Which raises the question to those of you who don’t eat pork, but we’ll just leave that one alone >>

Well, actually, I’d say it raises the question to those who DO eat pork… question about cannibobblism.

There are some really strange things in biology.For instance the clotting factors in blood. It’s such a comlicated system (like 10 or so factors) that it’s hard to see how it evolved.
Not everything will ever have an explanation. But it doesn’t need to. You be the jury and decide what evidence to accept.

I don’t believe in creationism, it answers too many questions.

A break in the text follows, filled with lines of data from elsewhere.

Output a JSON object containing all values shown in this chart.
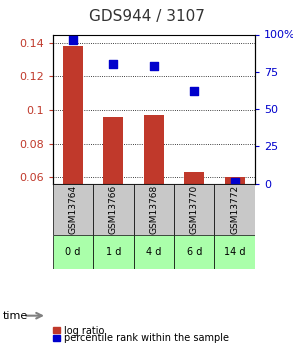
{
  "title": "GDS944 / 3107",
  "samples": [
    "GSM13764",
    "GSM13766",
    "GSM13768",
    "GSM13770",
    "GSM13772"
  ],
  "time_labels": [
    "0 d",
    "1 d",
    "4 d",
    "6 d",
    "14 d"
  ],
  "log_ratio": [
    0.138,
    0.096,
    0.097,
    0.063,
    0.06
  ],
  "percentile_rank": [
    96,
    80,
    79,
    62,
    1
  ],
  "ylim_left": [
    0.056,
    0.145
  ],
  "ylim_right": [
    0,
    105
  ],
  "bar_color": "#C0392B",
  "dot_color": "#0000CC",
  "title_color": "#333333",
  "left_tick_color": "#C0392B",
  "right_tick_color": "#0000CC",
  "grid_color": "#000000",
  "cell_bg_gray": "#C8C8C8",
  "cell_bg_green": "#AAFFAA",
  "bar_width": 0.5,
  "yticks_left": [
    0.06,
    0.08,
    0.1,
    0.12,
    0.14
  ],
  "yticks_right": [
    0,
    25,
    50,
    75,
    100
  ],
  "ytick_labels_right": [
    "0",
    "25",
    "50",
    "75",
    "100%"
  ]
}
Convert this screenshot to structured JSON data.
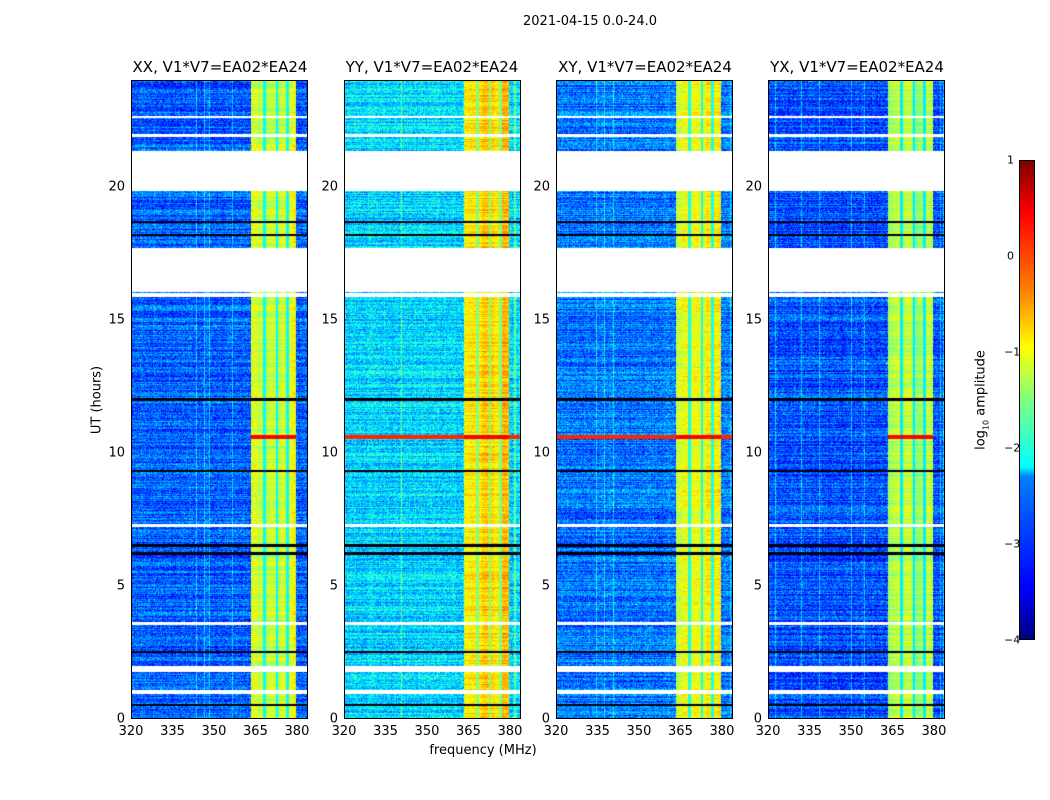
{
  "chart_data": {
    "type": "heatmap",
    "title": "2021-04-15 0.0-24.0",
    "xlabel": "frequency (MHz)",
    "ylabel": "UT (hours)",
    "xlim": [
      320,
      384
    ],
    "ylim": [
      0,
      24
    ],
    "xticks": [
      "320",
      "335",
      "350",
      "365",
      "380"
    ],
    "xtick_values": [
      320,
      335,
      350,
      365,
      380
    ],
    "yticks": [
      "0",
      "5",
      "10",
      "15",
      "20"
    ],
    "ytick_values": [
      0,
      5,
      10,
      15,
      20
    ],
    "panels": [
      {
        "title": "XX, V1*V7=EA02*EA24",
        "background_level": -2.9,
        "band_level": -1.1,
        "full_width_rfi": false
      },
      {
        "title": "YY, V1*V7=EA02*EA24",
        "background_level": -2.3,
        "band_level": -0.7,
        "full_width_rfi": true
      },
      {
        "title": "XY, V1*V7=EA02*EA24",
        "background_level": -2.8,
        "band_level": -1.0,
        "full_width_rfi": true
      },
      {
        "title": "YX, V1*V7=EA02*EA24",
        "background_level": -3.0,
        "band_level": -1.3,
        "full_width_rfi": false
      }
    ],
    "rfi_band_mhz": [
      363.5,
      380
    ],
    "band_gap_channels_mhz": [
      368.5,
      373,
      377
    ],
    "flagged_time_ranges": [
      [
        0.9,
        1.05
      ],
      [
        1.75,
        1.95
      ],
      [
        3.5,
        3.6
      ],
      [
        7.2,
        7.3
      ],
      [
        15.85,
        16.0
      ],
      [
        16.05,
        17.7
      ],
      [
        19.85,
        21.35
      ],
      [
        21.9,
        22.0
      ],
      [
        22.6,
        22.7
      ]
    ],
    "dark_time_lines": [
      0.5,
      2.5,
      6.2,
      6.5,
      9.3,
      12.0,
      18.2,
      18.7
    ],
    "strong_rfi_time": 10.6,
    "colorbar": {
      "label_prefix": "log",
      "label_sub": "10",
      "label_suffix": " amplitude",
      "range": [
        -4,
        1
      ],
      "ticks": [
        "−4",
        "−3",
        "−2",
        "−1",
        "0",
        "1"
      ],
      "tick_values": [
        -4,
        -3,
        -2,
        -1,
        0,
        1
      ],
      "colormap": "jet"
    }
  }
}
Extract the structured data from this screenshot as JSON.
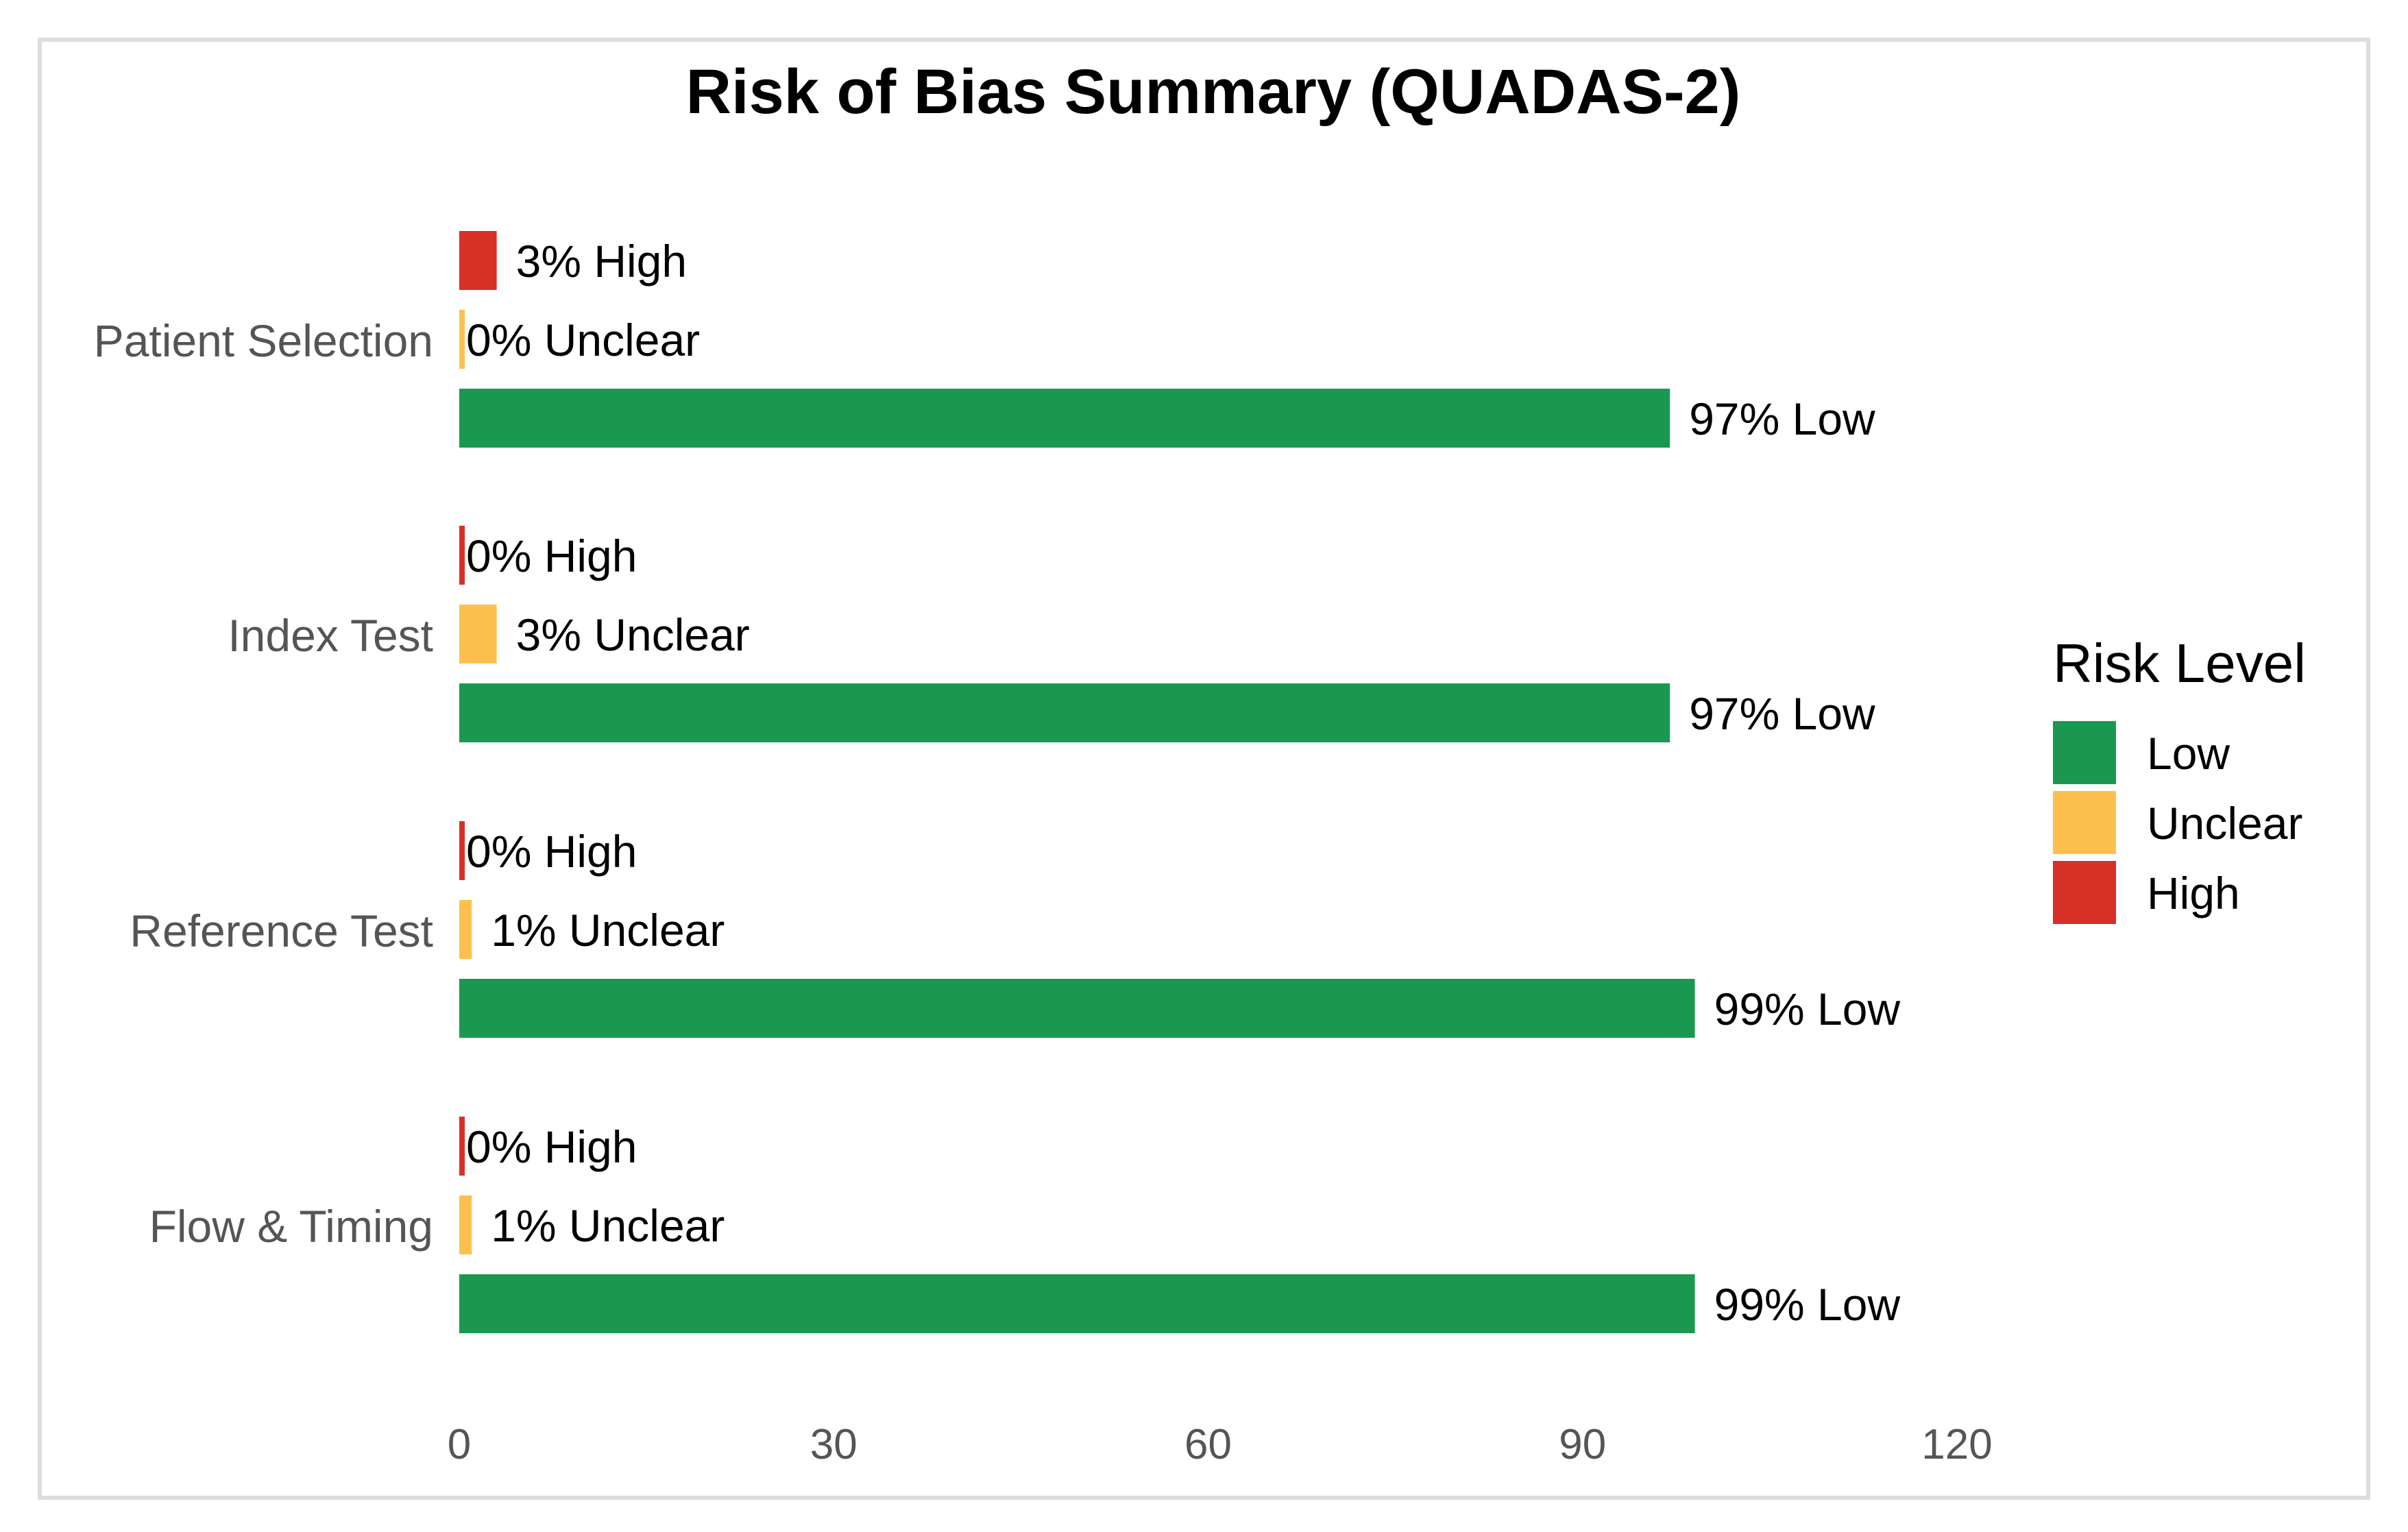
{
  "chart_data": {
    "type": "bar",
    "orientation": "horizontal",
    "title": "Risk of Bias Summary (QUADAS-2)",
    "xlabel": "",
    "ylabel": "",
    "xlim": [
      0,
      120
    ],
    "x_ticks": [
      0,
      30,
      60,
      90,
      120
    ],
    "grid": false,
    "categories": [
      "Patient Selection",
      "Index Test",
      "Reference Test",
      "Flow & Timing"
    ],
    "series": [
      {
        "name": "High",
        "color": "#d73027",
        "values": [
          3,
          0,
          0,
          0
        ],
        "labels": [
          "3% High",
          "0% High",
          "0% High",
          "0% High"
        ]
      },
      {
        "name": "Unclear",
        "color": "#fdc04e",
        "values": [
          0,
          3,
          1,
          1
        ],
        "labels": [
          "0% Unclear",
          "3% Unclear",
          "1% Unclear",
          "1% Unclear"
        ]
      },
      {
        "name": "Low",
        "color": "#1a9850",
        "values": [
          97,
          97,
          99,
          99
        ],
        "labels": [
          "97% Low",
          "97% Low",
          "99% Low",
          "99% Low"
        ]
      }
    ],
    "legend": {
      "title": "Risk Level",
      "position": "right",
      "entries": [
        {
          "label": "Low",
          "color": "#1a9850"
        },
        {
          "label": "Unclear",
          "color": "#fdc04e"
        },
        {
          "label": "High",
          "color": "#d73027"
        }
      ]
    }
  }
}
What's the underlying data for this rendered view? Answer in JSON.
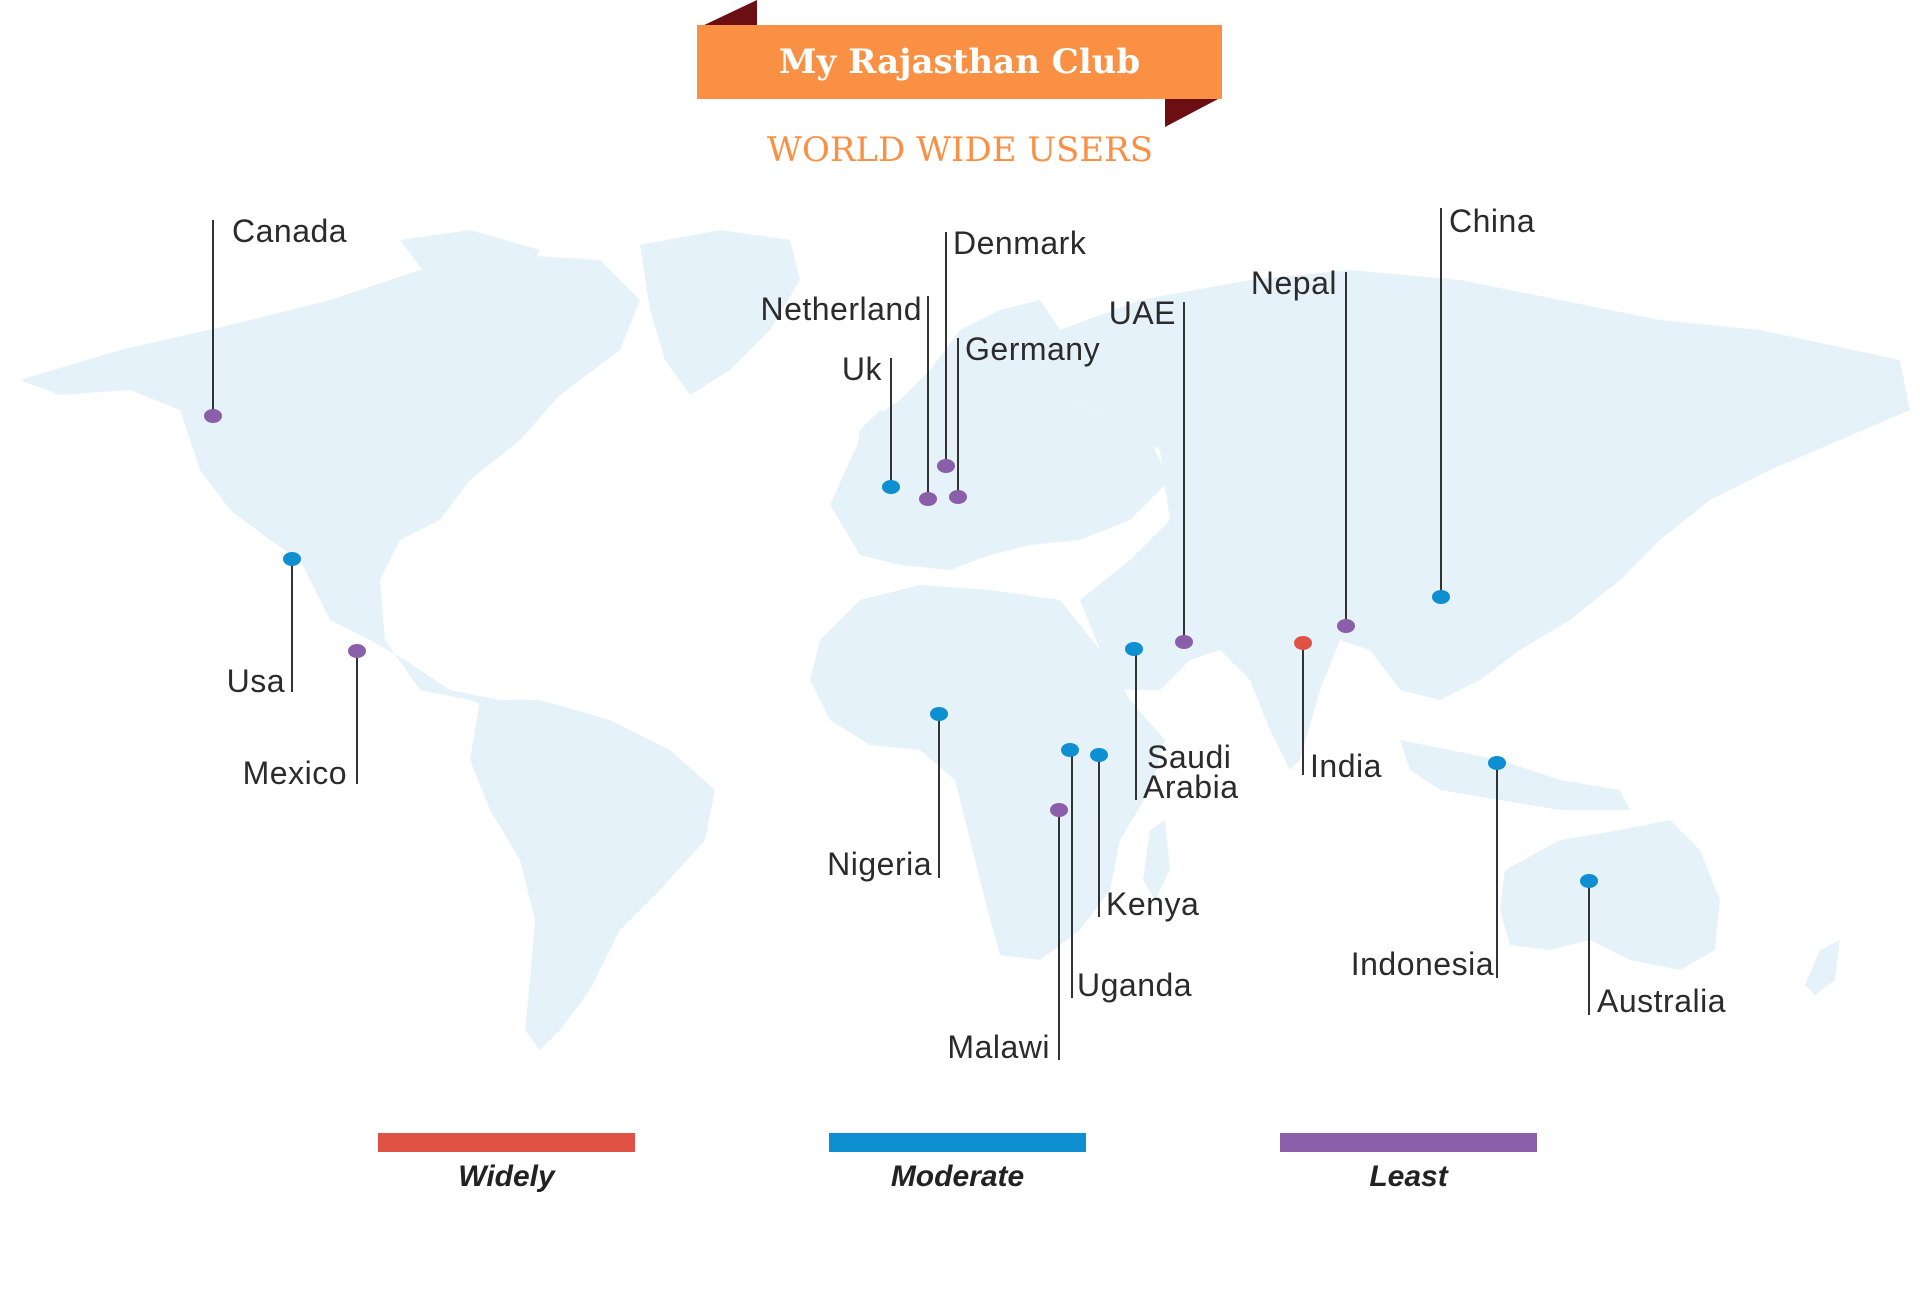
{
  "header": {
    "brand_title": "My Rajasthan Club",
    "subtitle": "WORLD WIDE USERS"
  },
  "colors": {
    "banner": "#f99043",
    "banner_fold": "#6b0f14",
    "land": "#e6f2f9",
    "widely": "#e05244",
    "moderate": "#0d8fd2",
    "least": "#8a5ea8"
  },
  "legend": [
    {
      "label": "Widely",
      "level": "widely"
    },
    {
      "label": "Moderate",
      "level": "moderate"
    },
    {
      "label": "Least",
      "level": "least"
    }
  ],
  "markers": [
    {
      "country": "Canada",
      "level": "least"
    },
    {
      "country": "Usa",
      "level": "moderate"
    },
    {
      "country": "Mexico",
      "level": "least"
    },
    {
      "country": "Uk",
      "level": "moderate"
    },
    {
      "country": "Netherland",
      "level": "least"
    },
    {
      "country": "Denmark",
      "level": "least"
    },
    {
      "country": "Germany",
      "level": "least"
    },
    {
      "country": "UAE",
      "level": "least"
    },
    {
      "country": "Nepal",
      "level": "least"
    },
    {
      "country": "China",
      "level": "moderate"
    },
    {
      "country": "India",
      "level": "widely"
    },
    {
      "country": "Saudi Arabia",
      "level": "moderate"
    },
    {
      "country": "Nigeria",
      "level": "moderate"
    },
    {
      "country": "Kenya",
      "level": "moderate"
    },
    {
      "country": "Uganda",
      "level": "moderate"
    },
    {
      "country": "Malawi",
      "level": "least"
    },
    {
      "country": "Indonesia",
      "level": "moderate"
    },
    {
      "country": "Australia",
      "level": "moderate"
    }
  ]
}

An interesting irony of evolution is that there is no “smoking gun”. Scientists haven’t found the missing link, which means that to believe in evolution, it takes a bit of a leap of faith.
There is really no proof of macroevolution, only micro. After all, when they caught the coelacanth, it hadn’t changed in 100 million years.

(these ideas are paraphrase from Lloyd Pye)

There is really no proof of macroevolution, only micro.

I’ve always loved this arguement.

Let’s apply it to a different concept:

I say that walking’s impossible.

‘Nonsense!’ you say. And take a step.

That’s only a ‘step’ also called ‘micro-walking’. It doesn’t prove that ‘macro-walking’ is possible.

‘Bull!’ you say. You wak across the floor.

That’s not walking. That’s just a series of ‘steps’.

Using it as an arguement against evolution falls down the same way.